Beberapa tahun yang lalu, di dunia televisi Indonesia mulai bermunculan program musik yang berisikan musisi dan lagu beraliran pop.
Ratu sendiri merupakan nama grup yang digawangi oleh Maia dan Pinkan Mambo yang kemudian digantikan oleh Mulan Kwok dan MeyChan. Saat itu saya tahu namanya sebagai Maia Ahmad yang kemudian menjadi akrab didengar sebagai Maia Estianty setelah dirinya bercerai dengan Pentolan Dewa, Ahmad Dhani yang kini beristri mantan personil Ratu itu sendiri, Mulan Kwok, atau kini dikenal dengan Mulan Jameela.

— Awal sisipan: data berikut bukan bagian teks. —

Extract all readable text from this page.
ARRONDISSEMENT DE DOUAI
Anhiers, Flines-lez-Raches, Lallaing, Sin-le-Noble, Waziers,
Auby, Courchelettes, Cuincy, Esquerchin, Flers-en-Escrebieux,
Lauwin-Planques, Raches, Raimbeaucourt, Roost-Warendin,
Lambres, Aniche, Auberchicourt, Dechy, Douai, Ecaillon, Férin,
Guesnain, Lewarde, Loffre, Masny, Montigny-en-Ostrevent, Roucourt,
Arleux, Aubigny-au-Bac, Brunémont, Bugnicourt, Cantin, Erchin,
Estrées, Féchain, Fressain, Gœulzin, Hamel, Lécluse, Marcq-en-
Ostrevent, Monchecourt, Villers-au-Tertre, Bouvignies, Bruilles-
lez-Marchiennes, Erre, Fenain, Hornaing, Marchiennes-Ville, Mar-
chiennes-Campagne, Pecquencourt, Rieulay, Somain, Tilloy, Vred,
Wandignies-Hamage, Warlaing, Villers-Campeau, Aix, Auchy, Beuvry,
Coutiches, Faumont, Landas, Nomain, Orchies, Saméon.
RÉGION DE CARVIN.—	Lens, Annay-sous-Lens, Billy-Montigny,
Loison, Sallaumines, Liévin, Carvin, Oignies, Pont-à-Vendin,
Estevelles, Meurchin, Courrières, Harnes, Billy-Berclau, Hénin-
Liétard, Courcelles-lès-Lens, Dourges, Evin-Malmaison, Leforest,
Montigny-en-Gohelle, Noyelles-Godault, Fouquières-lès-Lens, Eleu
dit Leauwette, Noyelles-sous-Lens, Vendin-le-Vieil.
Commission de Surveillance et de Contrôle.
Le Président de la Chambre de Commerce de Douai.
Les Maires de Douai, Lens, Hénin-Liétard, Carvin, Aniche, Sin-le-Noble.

Sekian tahun setelah masa itu, kekaguman kita kepada bangsa ini semakin besar. Karena kebesarannya, sampai-sampai kita tidak akan tahu begitu saja garis sejarah tanpa membaca sana-sini. Dan itu membuat semakin sadar bahwa saya semakin banyak tidak tahu sejarah dan sekelumit persoalan masa lalu, dan tentunya, semakin banyak pula benang kusut yang menumpuk dengan persoalan politik hari ini.
Tanpa membaca, mungkin kita tidak akan pernah tahu bahwa dulu Ir. Soekarno pernah menikah dengan Oetari, Putri dari HOS Tjokroaminoto, yang kemudian bercerai, dan Koesno itu lanjut merajut kisah dengan sang Ibu Kosnya yang bersuami Pak Sanoesi saat Soekarno dan Oetari tinggal di Bandung, Inggit Garnasih.
Dan tanpa membaca, kita mungkin tidak pernah tahu bahwa Maia Estianty Merupakan anak dari cucu HOS Tjokroaminoto, Ir. Harjono Sigit yang menjadi Rektor Institut Teknologi Surabaya dalam kurun waktu 1982-1986.
Dan lagi, tanpa membaca, kita tidak akan pernah tahu kediaman HOS Tjokroaminoto di Surabaya sempat difungsikan sebagai tempat kos oleh Soekotjo, Walikota Surabaya yang pada saat menjadi tentara berpangkat Letnan Dua pernah bertindak menghabisi nyawa Tan Malaka, sosok penting dalam berdirinya Republik ini sekaligus menjadi salah satu sosok yang dikagumi oleh Soekarno.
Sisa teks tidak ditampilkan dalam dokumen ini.